Telling the story of family from the steps of origination
David Reavis grew up in Vance County. That of itself is not unusual — the Reavis family has been doing that for more than two centuries.
It began when Samuel Reavis and his family moved to the area in about 1787.
One son, Samuel Jones Reavis, built a house on Indian Creek, now known as Satterwhite Point Road.
The “Old Reavis House” still stands and was occupied continuously by a member of the Reavis family until James Reavis died in 2009.
His son, David Reavis, has written a book that chronicles some of the family history. The book, “Upon These Stones,” got its name from the stone steps leading up to the front door of the Old Reavis House.
In 1860 the house was occupied by Lewis Pleasant Reavis and Mary Coghill Reavis, along with six of their eight children. Two sons, Samuel Wesley Reavis and Thomas Coghill Reavis, joined the North Carolina 23rd Regiment and went off to war.
“Thomas was my great-granddaddy,” the author said. A son-in-law, Alexander Wortham who is married to daughter Lucy, also goes off to war.
Reavis tells the story of the war’s battles through the three soldiers.
“The best chapter is about the Battle of Gettysburg,” he said. “The 23rd Regiment was in the very first day of the battle. It almost got wiped out. For this chapter, I have letters that Jonathan Fuller Coghill of Kittrell wrote that give an eyewitness account of the battle.”
Another part of the family story is far from the battlefields.
“On the home front, I focus on family members that stayed at home and what they had to endure,” Reavis said.
It was a time of economic depression, for the family as well as the state. At one point when the family was in great need, Lewis Reavis was able to sell 624 pounds of bacon to a Confederate cavalry regiment quartered at nearby Ridgeway for $1 a pound. Nevertheless, the 1870 census showed that the family’s net worth had dropped from $19,800 in 1860 to $1,000 in the decade encompassing the war and its aftermath.
Although the war carries the brothers far afield, “everything originates on the steps,” Reavis said. “They go off to war from the steps. They return to the steps.” Lewis Reavis had 17 slaves. “He freed the slaves on the steps. Slaves were the ones who built the steps.”
Reavis said, “Ninety percent of the book is true. The dates are true. The characters are true. But I wasn’t there and I had to imagine what the conversations were. Some of the words of the characters were handed down. I heard them from my mother.”

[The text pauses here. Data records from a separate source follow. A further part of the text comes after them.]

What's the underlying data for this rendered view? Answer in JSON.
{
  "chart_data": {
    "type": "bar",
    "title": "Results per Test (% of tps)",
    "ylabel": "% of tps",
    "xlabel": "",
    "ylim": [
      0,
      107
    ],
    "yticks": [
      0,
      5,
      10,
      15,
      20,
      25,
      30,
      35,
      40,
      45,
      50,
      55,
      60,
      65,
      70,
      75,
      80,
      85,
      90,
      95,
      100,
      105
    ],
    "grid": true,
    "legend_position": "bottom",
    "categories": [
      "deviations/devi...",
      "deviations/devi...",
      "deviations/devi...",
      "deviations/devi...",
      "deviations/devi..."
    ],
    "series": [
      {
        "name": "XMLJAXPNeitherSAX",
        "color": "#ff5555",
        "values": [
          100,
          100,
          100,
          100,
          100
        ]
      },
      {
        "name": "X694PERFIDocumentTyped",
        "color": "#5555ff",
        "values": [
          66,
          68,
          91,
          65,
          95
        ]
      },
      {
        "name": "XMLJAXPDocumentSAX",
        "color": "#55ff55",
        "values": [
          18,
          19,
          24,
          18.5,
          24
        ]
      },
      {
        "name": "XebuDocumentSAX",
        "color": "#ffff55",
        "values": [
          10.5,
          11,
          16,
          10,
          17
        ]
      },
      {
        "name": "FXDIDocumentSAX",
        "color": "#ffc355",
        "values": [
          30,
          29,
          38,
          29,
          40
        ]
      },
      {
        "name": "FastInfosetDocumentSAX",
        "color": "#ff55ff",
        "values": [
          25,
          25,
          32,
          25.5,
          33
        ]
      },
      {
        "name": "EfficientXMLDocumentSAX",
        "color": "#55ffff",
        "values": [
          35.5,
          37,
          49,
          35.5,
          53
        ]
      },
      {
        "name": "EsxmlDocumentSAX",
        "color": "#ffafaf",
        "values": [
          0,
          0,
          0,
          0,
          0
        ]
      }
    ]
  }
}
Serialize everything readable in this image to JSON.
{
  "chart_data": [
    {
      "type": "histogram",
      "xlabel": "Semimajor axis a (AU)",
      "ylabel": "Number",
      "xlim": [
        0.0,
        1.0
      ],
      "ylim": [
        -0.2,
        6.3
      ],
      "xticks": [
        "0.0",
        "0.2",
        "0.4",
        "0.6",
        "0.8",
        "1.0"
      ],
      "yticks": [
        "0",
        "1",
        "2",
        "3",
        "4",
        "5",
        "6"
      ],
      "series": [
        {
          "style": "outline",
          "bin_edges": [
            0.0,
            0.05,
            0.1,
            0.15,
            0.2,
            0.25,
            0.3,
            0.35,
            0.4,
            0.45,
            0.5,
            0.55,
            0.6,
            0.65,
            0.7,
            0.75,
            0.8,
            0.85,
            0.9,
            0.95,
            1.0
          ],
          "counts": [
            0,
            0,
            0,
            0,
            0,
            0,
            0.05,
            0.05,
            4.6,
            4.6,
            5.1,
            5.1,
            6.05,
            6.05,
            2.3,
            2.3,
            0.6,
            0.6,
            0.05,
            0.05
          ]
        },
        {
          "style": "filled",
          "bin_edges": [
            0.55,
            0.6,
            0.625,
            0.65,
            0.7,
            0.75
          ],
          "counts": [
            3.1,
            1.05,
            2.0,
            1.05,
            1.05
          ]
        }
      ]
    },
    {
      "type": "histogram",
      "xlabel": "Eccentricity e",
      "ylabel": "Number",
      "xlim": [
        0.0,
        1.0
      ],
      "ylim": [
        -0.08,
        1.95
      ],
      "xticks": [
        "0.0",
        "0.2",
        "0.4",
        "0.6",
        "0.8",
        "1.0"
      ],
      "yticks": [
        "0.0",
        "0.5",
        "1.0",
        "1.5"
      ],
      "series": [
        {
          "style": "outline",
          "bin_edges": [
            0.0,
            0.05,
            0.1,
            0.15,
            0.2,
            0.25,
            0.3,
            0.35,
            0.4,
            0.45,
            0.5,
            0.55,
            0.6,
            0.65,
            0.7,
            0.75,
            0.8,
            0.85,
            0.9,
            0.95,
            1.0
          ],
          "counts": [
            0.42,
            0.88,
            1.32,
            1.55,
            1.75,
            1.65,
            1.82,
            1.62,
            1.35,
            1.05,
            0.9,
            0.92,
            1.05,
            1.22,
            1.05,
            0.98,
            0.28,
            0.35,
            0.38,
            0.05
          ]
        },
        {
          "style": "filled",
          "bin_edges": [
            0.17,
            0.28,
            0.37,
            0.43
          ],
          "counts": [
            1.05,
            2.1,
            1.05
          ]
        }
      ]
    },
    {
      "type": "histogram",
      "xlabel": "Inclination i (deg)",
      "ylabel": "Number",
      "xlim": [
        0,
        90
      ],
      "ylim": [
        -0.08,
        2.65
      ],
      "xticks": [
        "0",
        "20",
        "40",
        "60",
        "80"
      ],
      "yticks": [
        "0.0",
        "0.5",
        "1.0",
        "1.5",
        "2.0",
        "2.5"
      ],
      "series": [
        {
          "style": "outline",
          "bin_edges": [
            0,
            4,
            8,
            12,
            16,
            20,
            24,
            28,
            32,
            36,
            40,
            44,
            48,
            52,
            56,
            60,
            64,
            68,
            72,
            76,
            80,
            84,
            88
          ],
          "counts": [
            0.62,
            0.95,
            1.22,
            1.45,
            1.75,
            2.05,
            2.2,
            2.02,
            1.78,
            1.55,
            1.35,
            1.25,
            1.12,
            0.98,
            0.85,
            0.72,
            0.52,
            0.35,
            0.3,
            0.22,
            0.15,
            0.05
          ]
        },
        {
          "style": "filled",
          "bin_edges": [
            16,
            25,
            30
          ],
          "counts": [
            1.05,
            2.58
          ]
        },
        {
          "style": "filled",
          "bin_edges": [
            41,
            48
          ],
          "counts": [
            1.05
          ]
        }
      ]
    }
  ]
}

David Reavis became an author through a roundabout route. After graduating from Henderson High School (now Henderson Middle School), he attended East Carolina University, where he majored in finance.
He worked for the State of North Carolina for 36 years until he retired in 2011. But work on his family history didn’t wait for retirement.
“I’ve worked on the family genealogy for 35 years,” Reavis said. “I did this before there was an Internet. I went to the courthouses.”
That meant thumbing through files by hand. Today, much of that same information is available on line.
The family cemetery lies near the Old Reavis House. Reavis said the epitaph on Lucy Reavis’ tombstone captures the purpose of his book.
It reads, “Gone but not forgotten,”
“My question is, ‘Forgotten by whom?’” Reavis asked.
In sharing memories of his family, Reavis describes a history common to many. “The book describes the heritage of a southern family,” he said. “It was typical not just of my family but of other families.”
In that way, the book tells us much about our own histories, histories that may be gone but should not be forgotten.